« Dans les régions du Sahel en situation d’urgence alimentaire, les familles en manque de nourriture ont perdu progressivement tous leurs biens et ne pourront pas attendre des semaines que le monde porte sur elles son regard et son soutien. » Par Benoit Miribel, président d'Action contre la faim (ACF).
Comment se fait-il que 15 millions de personnes soient encore en insécurité alimentaire au Sahel? Pourquoi cette grande région d’Afrique subsaharienne est-elle encore le lieu d’un tel drame, au point que 3 millions d’enfants soient menacés de malnutrition aiguë?
Après deux années de sécheresse, les petits exploitants agricoles perdent leur cheptel et se retrouvent dépossédés peu à peu de leurs moyens de production, vendus afin d’avoir de quoi acheter un peu de nourriture pour leur famille. Dans le nord Mali, de vastes régions sont désormais coupées de l’assistance humanitaire internationale. Dans les régions du Sahel en situation d’urgence alimentaire, les familles en manque de nourriture ont perdu progressivement tous leurs biens et ne pourront pas attendre des semaines que le monde porte sur elles son regard et son soutien.

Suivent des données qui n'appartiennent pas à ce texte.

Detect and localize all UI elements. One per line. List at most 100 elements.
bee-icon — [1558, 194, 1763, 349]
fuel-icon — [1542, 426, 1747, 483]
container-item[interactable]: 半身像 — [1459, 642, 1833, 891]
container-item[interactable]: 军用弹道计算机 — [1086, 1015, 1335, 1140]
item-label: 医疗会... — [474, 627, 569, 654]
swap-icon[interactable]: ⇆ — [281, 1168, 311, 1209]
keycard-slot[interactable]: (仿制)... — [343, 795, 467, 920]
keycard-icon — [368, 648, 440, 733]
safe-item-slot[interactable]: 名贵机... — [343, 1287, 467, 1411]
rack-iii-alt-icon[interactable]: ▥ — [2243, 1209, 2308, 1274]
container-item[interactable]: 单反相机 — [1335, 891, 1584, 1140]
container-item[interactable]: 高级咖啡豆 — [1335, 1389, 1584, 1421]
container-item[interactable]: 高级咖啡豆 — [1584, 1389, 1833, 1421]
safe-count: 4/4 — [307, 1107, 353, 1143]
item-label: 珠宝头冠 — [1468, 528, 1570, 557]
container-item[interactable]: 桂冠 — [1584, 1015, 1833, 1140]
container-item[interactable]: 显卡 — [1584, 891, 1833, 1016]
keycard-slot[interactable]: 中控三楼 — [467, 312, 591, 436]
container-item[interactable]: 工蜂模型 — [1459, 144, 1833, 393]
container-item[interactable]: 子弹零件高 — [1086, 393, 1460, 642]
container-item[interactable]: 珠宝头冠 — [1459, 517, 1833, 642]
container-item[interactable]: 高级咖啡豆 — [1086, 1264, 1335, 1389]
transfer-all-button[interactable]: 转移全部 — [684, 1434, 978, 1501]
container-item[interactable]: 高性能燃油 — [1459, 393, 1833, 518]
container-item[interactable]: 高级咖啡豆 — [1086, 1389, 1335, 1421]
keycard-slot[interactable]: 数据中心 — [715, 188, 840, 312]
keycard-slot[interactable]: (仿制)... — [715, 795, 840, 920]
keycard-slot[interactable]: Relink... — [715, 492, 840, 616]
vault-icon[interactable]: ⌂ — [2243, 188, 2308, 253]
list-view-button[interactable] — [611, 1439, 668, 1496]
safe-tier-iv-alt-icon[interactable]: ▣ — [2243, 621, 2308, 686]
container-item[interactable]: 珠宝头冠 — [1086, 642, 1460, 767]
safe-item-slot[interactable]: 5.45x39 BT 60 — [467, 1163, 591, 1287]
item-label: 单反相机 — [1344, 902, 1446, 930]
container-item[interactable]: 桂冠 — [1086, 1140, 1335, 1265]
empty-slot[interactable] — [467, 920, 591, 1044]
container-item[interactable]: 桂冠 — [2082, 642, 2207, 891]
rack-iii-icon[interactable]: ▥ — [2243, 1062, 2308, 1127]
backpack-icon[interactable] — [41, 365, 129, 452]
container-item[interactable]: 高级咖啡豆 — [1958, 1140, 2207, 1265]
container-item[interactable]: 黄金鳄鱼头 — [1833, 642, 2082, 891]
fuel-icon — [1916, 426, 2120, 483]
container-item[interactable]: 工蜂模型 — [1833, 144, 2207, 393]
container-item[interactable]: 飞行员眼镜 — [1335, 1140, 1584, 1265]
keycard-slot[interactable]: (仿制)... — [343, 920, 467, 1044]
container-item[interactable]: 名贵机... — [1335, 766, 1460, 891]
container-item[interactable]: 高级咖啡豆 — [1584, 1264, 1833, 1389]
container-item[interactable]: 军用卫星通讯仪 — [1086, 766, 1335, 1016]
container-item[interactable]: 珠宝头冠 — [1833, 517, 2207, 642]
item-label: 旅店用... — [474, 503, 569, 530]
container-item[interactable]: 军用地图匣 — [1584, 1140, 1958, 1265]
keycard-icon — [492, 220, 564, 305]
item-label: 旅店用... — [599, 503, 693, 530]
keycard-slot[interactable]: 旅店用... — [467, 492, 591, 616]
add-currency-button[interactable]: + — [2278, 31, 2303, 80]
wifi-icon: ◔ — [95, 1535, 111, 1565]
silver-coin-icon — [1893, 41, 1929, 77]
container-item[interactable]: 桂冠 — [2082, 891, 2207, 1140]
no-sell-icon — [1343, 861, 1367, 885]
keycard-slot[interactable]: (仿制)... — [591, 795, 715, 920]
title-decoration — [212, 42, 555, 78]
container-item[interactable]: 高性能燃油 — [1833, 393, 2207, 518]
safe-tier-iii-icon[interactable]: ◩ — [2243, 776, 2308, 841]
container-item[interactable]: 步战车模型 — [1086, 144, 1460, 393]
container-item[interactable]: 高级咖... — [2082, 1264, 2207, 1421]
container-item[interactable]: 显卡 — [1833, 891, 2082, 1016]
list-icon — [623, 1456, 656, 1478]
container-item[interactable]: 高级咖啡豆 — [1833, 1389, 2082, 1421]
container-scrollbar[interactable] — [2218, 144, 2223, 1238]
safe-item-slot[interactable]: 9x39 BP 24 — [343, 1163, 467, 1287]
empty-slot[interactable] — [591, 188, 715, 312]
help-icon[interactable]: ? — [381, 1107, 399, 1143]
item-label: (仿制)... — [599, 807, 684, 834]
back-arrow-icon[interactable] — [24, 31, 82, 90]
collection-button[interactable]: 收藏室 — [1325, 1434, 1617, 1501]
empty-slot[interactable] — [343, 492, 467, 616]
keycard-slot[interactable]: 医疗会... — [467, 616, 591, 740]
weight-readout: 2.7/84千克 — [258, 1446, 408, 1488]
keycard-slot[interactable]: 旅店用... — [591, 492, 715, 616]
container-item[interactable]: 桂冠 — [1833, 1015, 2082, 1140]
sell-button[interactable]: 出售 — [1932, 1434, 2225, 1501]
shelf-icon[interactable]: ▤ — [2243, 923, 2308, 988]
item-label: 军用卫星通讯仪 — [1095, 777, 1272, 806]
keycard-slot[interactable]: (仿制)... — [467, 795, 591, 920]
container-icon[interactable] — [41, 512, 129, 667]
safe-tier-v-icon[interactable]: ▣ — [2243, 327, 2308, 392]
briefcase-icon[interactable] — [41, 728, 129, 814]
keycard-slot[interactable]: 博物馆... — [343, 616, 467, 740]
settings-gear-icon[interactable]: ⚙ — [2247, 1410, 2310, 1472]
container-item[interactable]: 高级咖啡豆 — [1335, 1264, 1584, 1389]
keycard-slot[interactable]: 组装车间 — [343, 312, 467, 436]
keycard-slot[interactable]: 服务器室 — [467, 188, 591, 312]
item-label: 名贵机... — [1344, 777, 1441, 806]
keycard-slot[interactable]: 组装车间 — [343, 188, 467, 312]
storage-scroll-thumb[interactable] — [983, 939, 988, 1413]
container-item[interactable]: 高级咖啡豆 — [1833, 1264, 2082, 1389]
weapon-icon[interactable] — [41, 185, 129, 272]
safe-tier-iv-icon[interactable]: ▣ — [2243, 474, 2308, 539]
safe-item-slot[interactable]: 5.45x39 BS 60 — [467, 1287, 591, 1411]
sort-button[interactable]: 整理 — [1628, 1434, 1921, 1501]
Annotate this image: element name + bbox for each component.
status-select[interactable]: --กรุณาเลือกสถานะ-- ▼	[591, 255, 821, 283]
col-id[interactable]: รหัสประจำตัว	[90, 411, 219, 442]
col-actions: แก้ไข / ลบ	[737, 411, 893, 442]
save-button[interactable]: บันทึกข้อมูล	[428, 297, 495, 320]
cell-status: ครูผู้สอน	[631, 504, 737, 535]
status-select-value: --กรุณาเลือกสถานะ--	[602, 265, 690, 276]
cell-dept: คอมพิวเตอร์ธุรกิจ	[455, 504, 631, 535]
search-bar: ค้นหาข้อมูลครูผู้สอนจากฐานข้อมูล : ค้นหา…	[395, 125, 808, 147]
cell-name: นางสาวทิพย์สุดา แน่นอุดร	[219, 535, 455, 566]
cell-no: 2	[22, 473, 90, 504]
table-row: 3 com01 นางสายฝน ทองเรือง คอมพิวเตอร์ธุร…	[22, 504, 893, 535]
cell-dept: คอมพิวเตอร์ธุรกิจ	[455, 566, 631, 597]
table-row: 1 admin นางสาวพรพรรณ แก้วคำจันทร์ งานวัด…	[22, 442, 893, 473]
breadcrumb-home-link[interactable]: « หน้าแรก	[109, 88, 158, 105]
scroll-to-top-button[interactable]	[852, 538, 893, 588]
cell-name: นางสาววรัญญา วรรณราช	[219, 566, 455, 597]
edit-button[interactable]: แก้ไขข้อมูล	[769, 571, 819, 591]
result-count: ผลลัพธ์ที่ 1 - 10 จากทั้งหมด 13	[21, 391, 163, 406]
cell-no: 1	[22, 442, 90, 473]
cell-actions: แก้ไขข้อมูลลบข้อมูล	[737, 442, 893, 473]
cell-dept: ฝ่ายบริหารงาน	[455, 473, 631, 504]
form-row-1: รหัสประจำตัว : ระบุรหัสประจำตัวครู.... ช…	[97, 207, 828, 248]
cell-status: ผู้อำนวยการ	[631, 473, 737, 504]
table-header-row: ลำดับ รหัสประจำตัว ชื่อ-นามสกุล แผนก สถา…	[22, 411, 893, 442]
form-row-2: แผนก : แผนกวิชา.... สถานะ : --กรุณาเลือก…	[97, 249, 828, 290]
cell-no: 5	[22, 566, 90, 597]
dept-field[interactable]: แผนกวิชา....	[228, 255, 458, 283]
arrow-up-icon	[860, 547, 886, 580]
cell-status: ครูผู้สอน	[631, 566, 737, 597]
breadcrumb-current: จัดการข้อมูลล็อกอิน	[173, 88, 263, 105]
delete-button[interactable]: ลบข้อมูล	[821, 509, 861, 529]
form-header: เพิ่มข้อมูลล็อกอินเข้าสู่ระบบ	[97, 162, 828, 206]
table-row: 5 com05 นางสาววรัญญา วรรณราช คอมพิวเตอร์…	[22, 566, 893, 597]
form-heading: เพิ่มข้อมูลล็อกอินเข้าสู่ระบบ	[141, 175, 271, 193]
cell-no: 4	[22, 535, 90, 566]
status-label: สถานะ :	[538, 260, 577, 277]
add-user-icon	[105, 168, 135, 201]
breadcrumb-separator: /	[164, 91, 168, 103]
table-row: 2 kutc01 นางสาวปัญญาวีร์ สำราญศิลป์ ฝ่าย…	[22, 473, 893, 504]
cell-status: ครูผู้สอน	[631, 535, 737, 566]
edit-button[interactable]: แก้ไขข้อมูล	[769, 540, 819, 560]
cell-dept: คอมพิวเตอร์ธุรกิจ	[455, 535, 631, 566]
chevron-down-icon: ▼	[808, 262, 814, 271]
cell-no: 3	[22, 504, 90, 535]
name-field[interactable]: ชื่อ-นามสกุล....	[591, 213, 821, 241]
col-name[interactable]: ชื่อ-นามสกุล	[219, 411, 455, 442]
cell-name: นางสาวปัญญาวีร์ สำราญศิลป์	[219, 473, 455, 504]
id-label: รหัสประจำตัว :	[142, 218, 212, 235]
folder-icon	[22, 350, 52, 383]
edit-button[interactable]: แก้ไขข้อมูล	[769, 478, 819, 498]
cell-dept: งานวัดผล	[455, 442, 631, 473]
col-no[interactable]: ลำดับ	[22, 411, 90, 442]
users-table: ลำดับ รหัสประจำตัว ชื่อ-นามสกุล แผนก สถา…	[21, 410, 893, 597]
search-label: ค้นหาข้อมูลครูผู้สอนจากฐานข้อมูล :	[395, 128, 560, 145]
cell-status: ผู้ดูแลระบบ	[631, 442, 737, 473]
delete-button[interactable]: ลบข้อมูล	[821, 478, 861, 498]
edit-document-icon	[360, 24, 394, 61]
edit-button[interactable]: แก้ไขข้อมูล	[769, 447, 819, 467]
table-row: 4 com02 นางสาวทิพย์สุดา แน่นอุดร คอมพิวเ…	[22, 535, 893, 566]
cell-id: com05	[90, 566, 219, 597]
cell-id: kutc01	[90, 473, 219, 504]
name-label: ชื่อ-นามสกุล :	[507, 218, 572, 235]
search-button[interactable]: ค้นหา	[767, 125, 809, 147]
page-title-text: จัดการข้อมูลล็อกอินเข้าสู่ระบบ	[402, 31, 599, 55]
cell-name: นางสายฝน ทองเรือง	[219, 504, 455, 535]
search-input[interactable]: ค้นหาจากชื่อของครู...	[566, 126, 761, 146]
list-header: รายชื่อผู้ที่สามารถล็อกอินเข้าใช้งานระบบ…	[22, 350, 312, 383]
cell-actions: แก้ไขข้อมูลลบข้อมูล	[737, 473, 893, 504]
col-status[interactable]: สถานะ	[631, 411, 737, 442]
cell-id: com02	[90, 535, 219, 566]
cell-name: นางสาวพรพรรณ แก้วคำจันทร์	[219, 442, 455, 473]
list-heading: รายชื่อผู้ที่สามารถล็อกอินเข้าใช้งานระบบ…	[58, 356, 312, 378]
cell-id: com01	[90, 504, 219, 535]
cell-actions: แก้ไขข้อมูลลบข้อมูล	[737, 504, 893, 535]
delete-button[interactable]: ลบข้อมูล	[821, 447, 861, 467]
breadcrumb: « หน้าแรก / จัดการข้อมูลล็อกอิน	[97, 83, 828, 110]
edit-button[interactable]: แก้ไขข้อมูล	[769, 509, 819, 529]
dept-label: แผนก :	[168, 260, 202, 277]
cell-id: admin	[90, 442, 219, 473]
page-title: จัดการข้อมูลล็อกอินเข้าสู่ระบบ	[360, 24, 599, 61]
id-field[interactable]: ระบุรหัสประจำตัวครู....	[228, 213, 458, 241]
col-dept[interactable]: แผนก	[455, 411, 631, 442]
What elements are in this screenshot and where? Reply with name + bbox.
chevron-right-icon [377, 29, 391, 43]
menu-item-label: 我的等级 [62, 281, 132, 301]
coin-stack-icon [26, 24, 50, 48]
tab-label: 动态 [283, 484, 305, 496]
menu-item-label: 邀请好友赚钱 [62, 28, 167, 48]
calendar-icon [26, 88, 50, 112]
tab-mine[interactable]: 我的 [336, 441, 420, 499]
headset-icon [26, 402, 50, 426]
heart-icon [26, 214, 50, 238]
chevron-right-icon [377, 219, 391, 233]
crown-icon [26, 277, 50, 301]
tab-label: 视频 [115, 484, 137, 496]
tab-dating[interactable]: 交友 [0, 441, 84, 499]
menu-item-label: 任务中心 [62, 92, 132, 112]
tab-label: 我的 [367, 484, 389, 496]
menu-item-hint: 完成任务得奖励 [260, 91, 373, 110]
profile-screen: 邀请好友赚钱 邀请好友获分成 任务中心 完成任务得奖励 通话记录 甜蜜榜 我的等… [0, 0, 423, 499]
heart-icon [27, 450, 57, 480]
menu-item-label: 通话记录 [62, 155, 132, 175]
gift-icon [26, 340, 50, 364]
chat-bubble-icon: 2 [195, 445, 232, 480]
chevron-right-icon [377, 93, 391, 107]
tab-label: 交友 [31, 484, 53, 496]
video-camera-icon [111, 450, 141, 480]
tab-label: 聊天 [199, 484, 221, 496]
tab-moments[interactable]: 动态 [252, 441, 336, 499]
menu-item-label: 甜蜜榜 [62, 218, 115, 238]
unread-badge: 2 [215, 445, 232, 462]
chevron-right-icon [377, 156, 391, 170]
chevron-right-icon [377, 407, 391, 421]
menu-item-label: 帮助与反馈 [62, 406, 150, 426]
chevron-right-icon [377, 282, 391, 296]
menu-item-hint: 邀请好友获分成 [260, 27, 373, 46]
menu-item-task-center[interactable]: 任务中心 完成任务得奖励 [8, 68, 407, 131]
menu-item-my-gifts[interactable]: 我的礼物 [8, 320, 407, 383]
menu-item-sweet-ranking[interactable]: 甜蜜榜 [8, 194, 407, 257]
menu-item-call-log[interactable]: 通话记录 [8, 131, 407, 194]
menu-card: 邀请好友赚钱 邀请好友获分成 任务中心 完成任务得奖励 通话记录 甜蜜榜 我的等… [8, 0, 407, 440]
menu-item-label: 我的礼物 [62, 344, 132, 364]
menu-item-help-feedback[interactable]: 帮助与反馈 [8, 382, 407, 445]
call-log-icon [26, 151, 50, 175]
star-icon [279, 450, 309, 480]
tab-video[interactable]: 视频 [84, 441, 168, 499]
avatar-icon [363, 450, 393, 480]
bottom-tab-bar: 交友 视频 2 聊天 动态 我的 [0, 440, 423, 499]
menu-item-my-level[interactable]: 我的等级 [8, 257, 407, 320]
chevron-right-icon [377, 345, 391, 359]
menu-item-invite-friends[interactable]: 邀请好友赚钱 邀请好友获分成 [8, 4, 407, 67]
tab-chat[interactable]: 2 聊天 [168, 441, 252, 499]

Absence de système de protection sociale, faiblesse du système de santé, pauvreté endémique dans de nombreuses régions du Sahel, mécanismes de solidarité régionale défaillants, mauvaise gestion des terres agricoles, aléas liés aux jeux mercantiles de certains spéculateurs prédateurs, etc., sont à l’origine des tensions alimentaires récurrentes dans cette région. Les organisations humanitaires et de développement s’activent sur le terrain mais elles ont besoin d’un engagement politique de la communauté internationale pour prendre des mesures indispensables en termes de moyens à mobiliser.
Que pouvons-nous faire dans l’immédiat?
Prioritairement, il faut mobiliser des moyens financiers additionnels pour répondre aux besoins nutritionnels qui croissent de jour en jour. Les pays du G20, réunis il y a six mois à Cannes, ont renouvelé leur engagement de 2009 (1) à hauteur de 22 milliards de dollars pour garantir une sécurité alimentaire mondiale, mais jusqu’ici seulement, 30 % de cette somme ont été véritablement engagés. La crise économique et financière internationale est certainement un frein majeur au décaissement des moyens promis, mais comment ne pas être interpellé quand on pense aux efforts qui, par ailleurs, furent déployés pour sauver les banques!
Les équipes d’Action contre la faim (ACF), de SOS Sahel ainsi que de nombreuses autres ONG sont mobilisées sur le Sahel, mais les fonds restent à ce jour insuffisants malgré la multiplication des appels aux dons. Il faut que la communauté internationale décide de créer un fonds spécial pour le Sahel car la situation semble encore plus critique qu’en 2005. L’Union européenne doit considérer la situation au Sahel comme une véritable catastrophe naturelle pour débloquer des lignes budgétaires spécifiques à la hauteur des besoins.
Afin d’éviter que les populations, ayant consommé leur stocks de semences et leurs ressources, ne se retrouvent à nouveau les mains vides lors des prochaines récoltes, il est indispensable de relancer aujourd’hui la production agricole localement au niveau des petites exploitations et des familles. Il devient nécessaire d’activer des fonds d’urgence associés à des programmes de résilience des ménages pour limiter les facteurs potentiels de dépendance alimentaire.
A titre d’exemple, ACF s’est associée à l’association de développement SOS Sahel afin de prendre en compte la réponse nutritionnelle d’urgence pour les enfants malnutris tout en renforçant simultanément les capacités agricoles locales. Pendant qu’ACF soigne les enfants malnutris et aide les mères à mettre en place des jardins potagers, SOS Sahel accélère les programmes de formation destinés aux petits exploitants agricoles dans le respect des traditions et de la biodiversité.
Comment prendre au sérieux les responsables politiques qui affichent comme priorité internationale «la santé de la mère et de l’enfant» (2) si des mesures significatives ne sont pas déclenchées rapidement pour secourir des centaines de milliers d’entre eux aujourd’hui en situation de grande vulnérabilité? Au-delà de l’indispensable mobilisation de fonds d’urgence pour le Sahel, nous devons promouvoir une approche transversale de la nutrition, la santé et l’agriculture, orientée conjointement vers des politiques capables de réduire efficacement la pauvreté et favoriser le développement humain dans le respect de notre environnement.
Il est capital de renforcer la résistance des familles aux crises climatiques pour contribuer à lutter durablement contre l’extrême pauvreté rurale au Sahel et casser le cycle d’une dépendance accrue à l’assistance internationale. La construction d’une véritable sécurité alimentaire mondiale, base indispensable de tout développement individuel et collectif, passe par le Sahel.